Exactly what industries are responsible? Big Agriculture’s Big Three: Pig, dairy and poultry factory farms (known in the business as concentrated animal feeding operations, or CAFOs.)
In Animal Factory, Kirby profiles the lives of three ordinary people whose daily lives were so upended by factory-farm pollution that they decided to fight back:
Helen Reddout of Yakima Valley, Washington
Karen Hudson of Elmwood, Illinois
Rick Dove of New Bern, North Carolina.
When Rick Dove had the chance to testify on Capitol Hill, he shared this alarming reality with our national lawmakers.
“North Carolina records show thousands of violations of environmental laws by Smithfield’s facilities. State officials readily admit that at critical times they do not have the resources to enforce the law. As a result, enforcement is virtually nonexistent.”

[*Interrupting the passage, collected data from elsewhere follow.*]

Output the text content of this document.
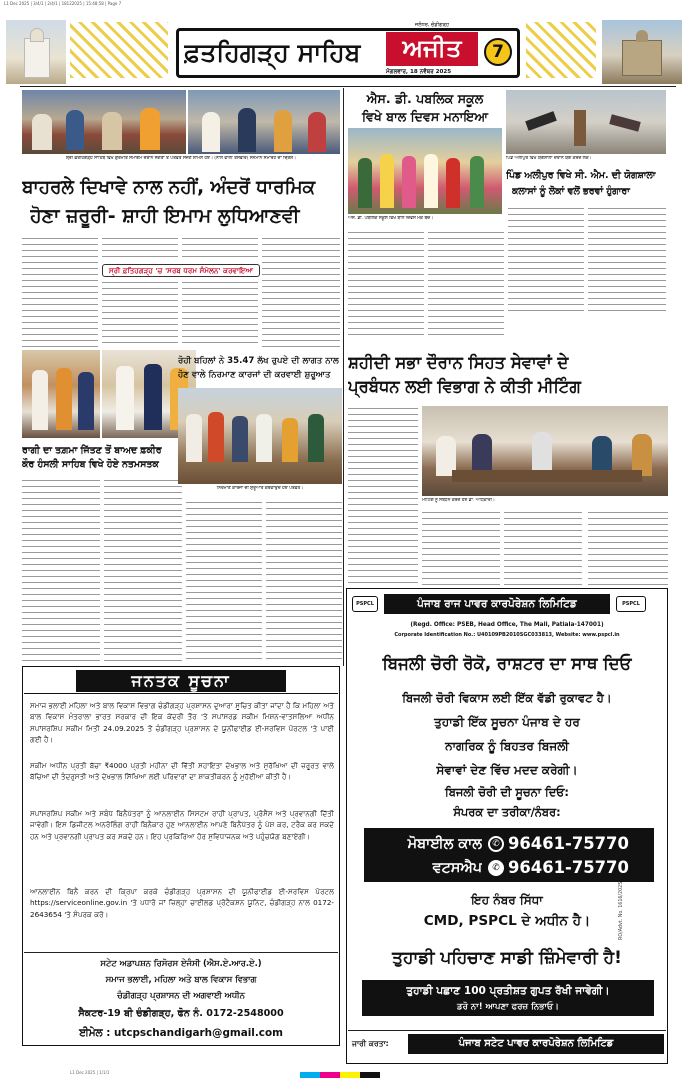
L1 Dec 2025 | 3/4/1 | 2/4/1 | 18122025 | 15:48:58 | Page 7
ਫ਼ਤਹਿਗੜ੍ਹ ਸਾਹਿਬ	ਅਜੀਤ
ਜਲੰਧਰ, ਚੰਡੀਗੜ੍ਹ
ਮੰਗਲਵਾਰ, 18 ਨਵੰਬਰ 2025
7
ਸ਼੍ਰੀ ਫ਼ਤਹਿਗੜ੍ਹ ਸਾਹਿਬ ਵਿਖੇ ਗੁਰਮਤਿ ਸਮਾਗਮ ਦੌਰਾਨ ਸੰਗਤਾਂ ਤੇ ਪਤਵੰਤੇ ਸੱਜਣ ਸ਼ਾਮਲ ਹੋਏ। (ਨਾਲ ਵਾਲੀ ਤਸਵੀਰ) ਸਨਮਾਨ ਸਮਾਰੋਹ ਦਾ ਦ੍ਰਿਸ਼।
ਬਾਹਰਲੇ ਦਿਖਾਵੇ ਨਾਲ ਨਹੀਂ, ਅੰਦਰੋਂ ਧਾਰਮਿਕ
ਹੋਣਾ ਜ਼ਰੂਰੀ- ਸ਼ਾਹੀ ਇਮਾਮ ਲੁਧਿਆਣਵੀ
ਸ੍ਰੀ ਫ਼ਤਿਹਗੜ੍ਹ 'ਚ 'ਸਰਬ ਧਰਮ ਸੰਮੇਲਨ' ਕਰਵਾਇਆ
ਰਾਗੀ ਦਾ ਤਗ਼ਮਾ ਜਿੱਤਣ ਤੋਂ ਬਾਅਦ ਫ਼ਕੀਰ
ਕੌਰ ਹੰਸਲੀ ਸਾਹਿਬ ਵਿਖੇ ਹੋਏ ਨਤਮਸਤਕ
ਰੋਹੀ ਬਹਿਲਾਂ ਨੇ 35.47 ਲੱਖ ਰੁਪਏ ਦੀ ਲਾਗਤ ਨਾਲ
ਹੋਣ ਵਾਲੇ ਨਿਰਮਾਣ ਕਾਰਜਾਂ ਦੀ ਕਰਵਾਈ ਸ਼ੁਰੂਆਤ
ਨਿਰਮਾਣ ਕਾਰਜਾਂ ਦੀ ਸ਼ੁਰੂਆਤ ਕਰਵਾਉਂਦੇ ਹੋਏ ਪਤਵੰਤੇ।
ਐਸ. ਡੀ. ਪਬਲਿਕ ਸਕੂਲ
ਵਿਖੇ ਬਾਲ ਦਿਵਸ ਮਨਾਇਆ
ਐਸ. ਡੀ. ਪਬਲਿਕ ਸਕੂਲ ਵਿਖੇ ਬਾਲ ਦਿਵਸ ਮੌਕੇ ਬੱਚੇ।
ਪਿੰਡ ਅਲੀਪੁਰ ਵਿਖੇ ਯੋਗਸ਼ਾਲਾ ਦੌਰਾਨ ਯੋਗ ਕਰਦੇ ਲੋਕ।
ਪਿੰਡ ਅਲੀਪੁਰ ਵਿਖੇ ਸੀ. ਐਮ. ਦੀ ਯੋਗਸ਼ਾਲਾ
ਕਲਾਸਾਂ ਨੂੰ ਲੋਕਾਂ ਵਲੋਂ ਭਰਵਾਂ ਹੁੰਗਾਰਾ
ਸ਼ਹੀਦੀ ਸਭਾ ਦੌਰਾਨ ਸਿਹਤ ਸੇਵਾਵਾਂ ਦੇ
ਪ੍ਰਬੰਧਨ ਲਈ ਵਿਭਾਗ ਨੇ ਕੀਤੀ ਮੀਟਿੰਗ
ਮੀਟਿੰਗ ਨੂੰ ਸੰਬੋਧਨ ਕਰਦੇ ਹੋਏ ਡਾ. ਅਧਿਕਾਰੀ।
ਜਨਤਕ ਸੂਚਨਾ
ਸਮਾਜ ਭਲਾਈ ਮਹਿਲਾ ਅਤੇ ਬਾਲ ਵਿਕਾਸ ਵਿਭਾਗ ਚੰਡੀਗੜ੍ਹ ਪ੍ਰਸ਼ਾਸਨ ਦੁਆਰਾ ਸੂਚਿਤ ਕੀਤਾ ਜਾਂਦਾ ਹੈ ਕਿ ਮਹਿਲਾ ਅਤੇ ਬਾਲ ਵਿਕਾਸ ਮੰਤਰਾਲਾ ਭਾਰਤ ਸਰਕਾਰ ਦੀ ਇਕ ਕੇਂਦਰੀ ਤੌਰ 'ਤੇ ਸਪਾਂਸਰਡ ਸਕੀਮ ਮਿਸ਼ਨ-ਵਾਤਸਲਿਆ ਅਧੀਨ ਸਪਾਂਸਰਸ਼ਿਪ ਸਕੀਮ ਮਿਤੀ 24.09.2025 ਤੋਂ ਚੰਡੀਗੜ੍ਹ ਪ੍ਰਸ਼ਾਸਨ ਦੇ ਯੂਨੀਫਾਈਡ ਈ-ਸਰਵਿਸ ਪੋਰਟਲ 'ਤੇ ਪਾਈ ਗਈ ਹੈ।
ਸਕੀਮ ਅਧੀਨ ਪ੍ਰਤੀ ਬੱਚਾ ₹4000 ਪ੍ਰਤੀ ਮਹੀਨਾ ਦੀ ਵਿੱਤੀ ਸਹਾਇਤਾ ਦੇਖਭਾਲ ਅਤੇ ਸੁਰੱਖਿਆ ਦੀ ਜ਼ਰੂਰਤ ਵਾਲੇ ਬੱਚਿਆਂ ਦੀ ਤੰਦਰੁਸਤੀ ਅਤੇ ਦੇਖਭਾਲ ਸਿੱਖਿਆ ਲਈ ਪਰਿਵਾਰਾਂ ਦਾ ਸ਼ਾਕਤੀਕਰਨ ਨੂੰ ਮੁਹੱਈਆ ਕੀਤੀ ਹੈ।
ਸਪਾਂਸਰਸ਼ਿਪ ਸਕੀਮ ਅਤੇ ਸਬੰਧ ਬਿਨੈਪੱਤਰਾਂ ਨੂੰ ਆਨਲਾਈਨ ਸਿਸਟਮ ਰਾਹੀਂ ਪ੍ਰਾਪਤ, ਪ੍ਰੋਸੈਸ ਅਤੇ ਪ੍ਰਵਾਨਗੀ ਦਿੱਤੀ ਜਾਵੇਗੀ। ਇਸ ਡਿਜੀਟਲ ਅਨਰੋਲਿੰਗ ਰਾਹੀਂ ਬਿਨੈਕਾਰ ਹੁਣ ਆਨਲਾਈਨ ਆਪਣੇ ਬਿਨੈਪੱਤਰ ਨੂੰ ਪੇਸ਼ ਕਰ, ਟਰੈਕ ਕਰ ਸਕਦੇ ਹਨ ਅਤੇ ਪ੍ਰਵਾਨਗੀ ਪ੍ਰਾਪਤ ਕਰ ਸਕਦੇ ਹਨ। ਇਹ ਪ੍ਰਕਿਰਿਆ ਹੋਰ ਸੁਵਿਧਾਜਨਕ ਅਤੇ ਪਹੁੰਚਯੋਗ ਬਣਾਏਗੀ।
ਆਨਲਾਈਨ ਬਿਨੈ ਕਰਨ ਦੀ ਕ੍ਰਿਪਾ ਕਰਕੇ ਚੰਡੀਗੜ੍ਹ ਪ੍ਰਸ਼ਾਸਨ ਦੀ ਯੂਨੀਫਾਈਡ ਈ-ਸਰਵਿਸ ਪੋਰਟਲ https://serviceonline.gov.in 'ਤੇ ਪਧਾਰੋ ਜਾਂ ਜ਼ਿਲ੍ਹਾ ਚਾਈਲਡ ਪ੍ਰੋਟੈਕਸ਼ਨ ਯੂਨਿਟ, ਚੰਡੀਗੜ੍ਹ ਨਾਲ 0172-2643654 'ਤੇ ਸੰਪਰਕ ਕਰੋ।
ਸਟੇਟ ਅਡਾਪਸ਼ਨ ਰਿਸੋਰਸ ਏਜੰਸੀ (ਐਸ.ਏ.ਆਰ.ਏ.)
ਸਮਾਜ ਭਲਾਈ, ਮਹਿਲਾ ਅਤੇ ਬਾਲ ਵਿਕਾਸ ਵਿਭਾਗ
ਚੰਡੀਗੜ੍ਹ ਪ੍ਰਸ਼ਾਸਨ ਦੀ ਅਗਵਾਈ ਅਧੀਨ
ਸੈਕਟਰ-19 ਬੀ ਚੰਡੀਗੜ੍ਹ, ਫੋਨ ਨੰ. 0172-2548000
ਈਮੇਲ : utcpschandigarh@gmail.com
PSPCL	ਪੰਜਾਬ ਰਾਜ ਪਾਵਰ ਕਾਰਪੋਰੇਸ਼ਨ ਲਿਮਿਟਿਡ	PSPCL
(Regd. Office: PSEB, Head Office, The Mall, Patiala-147001)
Corporate Identification No.: U40109PB2010SGC033813, Website: www.pspcl.in
ਬਿਜਲੀ ਚੋਰੀ ਰੋਕੋ, ਰਾਸ਼ਟਰ ਦਾ ਸਾਥ ਦਿਓ
ਬਿਜਲੀ ਚੋਰੀ ਵਿਕਾਸ ਲਈ ਇੱਕ ਵੱਡੀ ਰੁਕਾਵਟ ਹੈ।
ਤੁਹਾਡੀ ਇੱਕ ਸੂਚਨਾ ਪੰਜਾਬ ਦੇ ਹਰ
ਨਾਗਰਿਕ ਨੂੰ ਬਿਹਤਰ ਬਿਜਲੀ
ਸੇਵਾਵਾਂ ਦੇਣ ਵਿੱਚ ਮਦਦ ਕਰੇਗੀ।
ਬਿਜਲੀ ਚੋਰੀ ਦੀ ਸੂਚਨਾ ਦਿਓ:
ਸੰਪਰਕ ਦਾ ਤਰੀਕਾ/ਨੰਬਰ:
ਮੋਬਾਈਲ ਕਾਲ	✆ 96461-75770
ਵਟਸਐਪ	✆ 96461-75770
ਇਹ ਨੰਬਰ ਸਿੱਧਾ
CMD, PSPCL ਦੇ ਅਧੀਨ ਹੈ।
ਤੁਹਾਡੀ ਪਹਿਚਾਣ ਸਾਡੀ ਜ਼ਿੰਮੇਵਾਰੀ ਹੈ!
ਤੁਹਾਡੀ ਪਛਾਣ 100 ਪ੍ਰਤੀਸ਼ਤ ਗੁਪਤ ਰੱਖੀ ਜਾਵੇਗੀ।
ਡਰੋ ਨਾ! ਆਪਣਾ ਫਰਜ਼ ਨਿਭਾਓ।
RO/Advt. No. 1616/2025
ਜਾਰੀ ਕਰਤਾ:	ਪੰਜਾਬ ਸਟੇਟ ਪਾਵਰ ਕਾਰਪੋਰੇਸ਼ਨ ਲਿਮਿਟਿਡ
L1 Dec 2025 | 1/1/1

The New York Times also expressed disgust at the factory-farming system in their editorial The Worst Way of Farming. Kirby quotes them toward the end of his 450-page book:
“The so-called efficiency of industrial animal production is an illusion, made possible by cheap grain, cheap water, and prisonlike confinement systems… In short, animal husbandry has been turned into animal abuse. Manure — traditionally a source of fertilizer — has been turned into toxic waste that fouls the air and adjacent water bodies.”
Think about it: Industrialized nations treat human waste to kill disease-spreading pathogens. They don’t allow subdivisions or apartment buildings to run drainage lines from their toilets to large open lagoons that sit precariously close to streams, rivers, and lakes.
That, however, is exactly what we allow to happen to factory- farmed animal waste. And it’s not because animal waste is any safer than our own; just the opposite is true.
Hog manure, for example, has ten to one hundred times more concentrated pathogens than human waste! These pathogens (bacterium, virus, or other microorganism that can cause disease) get into our waterways, linger in the air and impact sea life and human health in unfathomable ways.
In doing so, they turn the lives of those unlucky enough to live near factory farms into living hells. That’s not surprising; the entire industrial farming business is built on hellish animal abuses and hellish working conditions. Why spare the neighbors or those living downstream?
David Kirby isn’t a vegetarian. Even so, he has painted a very clear and damning picture of the modern meat industry’s hugely negative impacts.
After three years of researching and reporting his story, he sums things up with this chilling observation:
“Everywhere I went, the story was the same. CAFOs had fouled the air, spoiled the water, threatened property values, changed the face of local agriculture, and made life miserable for thousands of people.”
It’s about time we ordinary folk follow Helen’s, Karen’s, and Rick’s examples and make our voices heard. This pollution must stop now!